Der Bund (Bundesministerium für Handel und Wiederaufbau) hat der Stadtgemeinde Linz Aufwendungen in der Höhe von S 1.518,-- binnen zwei Wochen bei sonstiger Exekution zu ersetzen.

Das Mehrbegehren der Stadtgemeinde Linz wird gemäß § 59 Abs. 3 letzter Satz VwGG 1965 zurückgewiesen.

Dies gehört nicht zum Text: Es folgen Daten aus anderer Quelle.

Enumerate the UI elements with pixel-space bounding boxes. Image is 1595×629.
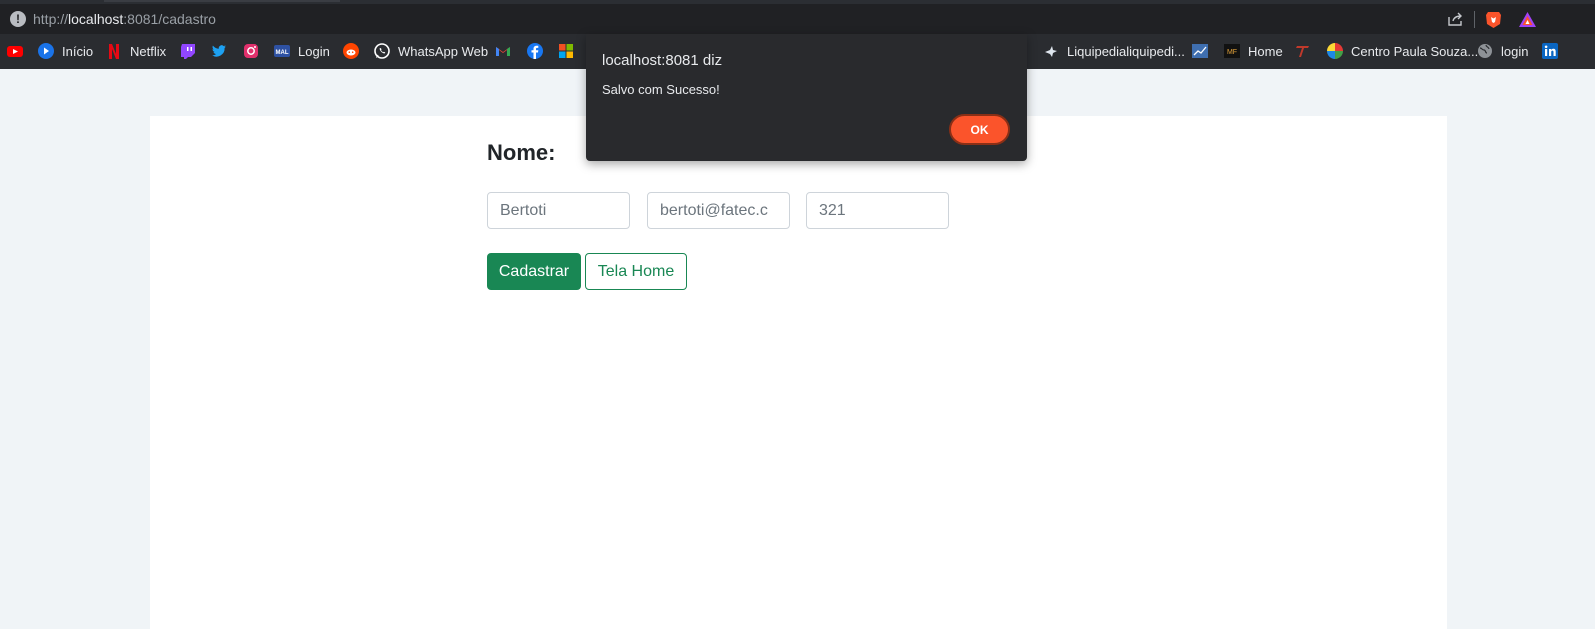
dialog-title: localhost:8081 diz xyxy=(602,52,723,69)
instagram-icon xyxy=(244,44,258,58)
cadastrar-button[interactable]: Cadastrar xyxy=(487,253,581,290)
whatsapp-icon xyxy=(374,43,390,59)
site-info-icon[interactable]: ! xyxy=(10,11,26,27)
number-input[interactable] xyxy=(806,192,949,229)
bookmark-t-logo[interactable] xyxy=(1295,42,1319,60)
bookmark-youtube[interactable] xyxy=(7,42,31,60)
brave-rewards-icon[interactable] xyxy=(1518,11,1537,28)
dialog-ok-button[interactable]: OK xyxy=(949,114,1010,145)
brave-shields-icon[interactable] xyxy=(1485,10,1502,29)
email-input[interactable] xyxy=(647,192,790,229)
svg-text:MAL: MAL xyxy=(276,50,289,56)
url-text[interactable]: http://localhost:8081/cadastro xyxy=(33,11,216,27)
bookmark-netflix[interactable]: Netflix xyxy=(106,42,166,60)
share-icon[interactable] xyxy=(1447,12,1464,26)
mf-icon: MF xyxy=(1224,44,1240,58)
t-logo-icon xyxy=(1296,46,1309,57)
netflix-icon xyxy=(109,44,119,59)
dialog-message: Salvo com Sucesso! xyxy=(602,82,720,97)
mal-icon: MAL xyxy=(274,45,290,57)
bookmark-microsoft[interactable] xyxy=(558,42,582,60)
bookmark-facebook[interactable] xyxy=(527,42,551,60)
bookmark-whatsapp[interactable]: WhatsApp Web xyxy=(374,42,488,60)
bookmark-login[interactable]: login xyxy=(1477,42,1528,60)
bookmark-liquipedia[interactable]: Liquipedialiquipedi... xyxy=(1043,42,1185,60)
bookmark-chart[interactable] xyxy=(1192,42,1216,60)
svg-text:MF: MF xyxy=(1227,49,1237,56)
bookmark-linkedin[interactable] xyxy=(1542,42,1566,60)
bookmark-reddit[interactable] xyxy=(343,42,367,60)
address-bar-separator xyxy=(1474,11,1475,28)
address-bar[interactable]: ! http://localhost:8081/cadastro xyxy=(0,4,1595,34)
bookmark-inicio[interactable]: Início xyxy=(38,42,93,60)
chart-bookmark-icon xyxy=(1192,44,1208,58)
facebook-icon xyxy=(527,43,543,59)
twitter-icon xyxy=(212,45,226,57)
bookmark-gmail[interactable] xyxy=(495,42,519,60)
gmail-icon xyxy=(496,47,510,56)
bookmark-instagram[interactable] xyxy=(243,42,267,60)
play-icon xyxy=(38,43,54,59)
tela-home-button[interactable]: Tela Home xyxy=(585,253,687,290)
bookmark-twitter[interactable] xyxy=(211,42,235,60)
cps-icon xyxy=(1327,43,1343,59)
twitch-icon xyxy=(181,44,195,59)
globe-icon xyxy=(1478,44,1492,58)
youtube-icon xyxy=(7,46,23,57)
name-input[interactable] xyxy=(487,192,630,229)
microsoft-icon xyxy=(559,44,573,58)
reddit-icon xyxy=(343,43,359,59)
active-tab-indicator xyxy=(104,0,340,2)
linkedin-icon xyxy=(1542,43,1558,59)
page-content xyxy=(150,116,1447,629)
bookmark-twitch[interactable] xyxy=(180,42,204,60)
form-title: Nome: xyxy=(487,140,556,165)
bookmark-login-mal[interactable]: MAL Login xyxy=(274,42,330,60)
bookmark-home[interactable]: MF Home xyxy=(1224,42,1283,60)
liquipedia-icon xyxy=(1045,46,1057,57)
bookmark-centro-paula-souza[interactable]: Centro Paula Souza... xyxy=(1327,42,1478,60)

Der Antrag der belangten Behörde auf Zuerkennung von Aufwandersatz wird abgewiesen.

Begründung

Mit Schreiben vom hatte der Reichsstatthalter in Oberdonau der obersten Bauleitung der Reichsautobahn in Linz den Entwurf für den Bau des Reichsautobahnzubringers Linz, mit dem Bemerken übermittelt, daß vom landespolizeilichen Standpunkt aus gegen den Entwurf keine Bedenken bestehen, wenn die in der Verhandlungsschrift vom aufgenommenen Forderungen der Amtssachverständigen, der Behördenvertreter und der Parteien sowie die Forderungen des Oberbürgermeisters von Linz vom eingehalten werden. Im Anschluß daran war mit den Bauarbeiten begonnen worden, die jedoch im Jahre 1942 zur Einstellung gelangten.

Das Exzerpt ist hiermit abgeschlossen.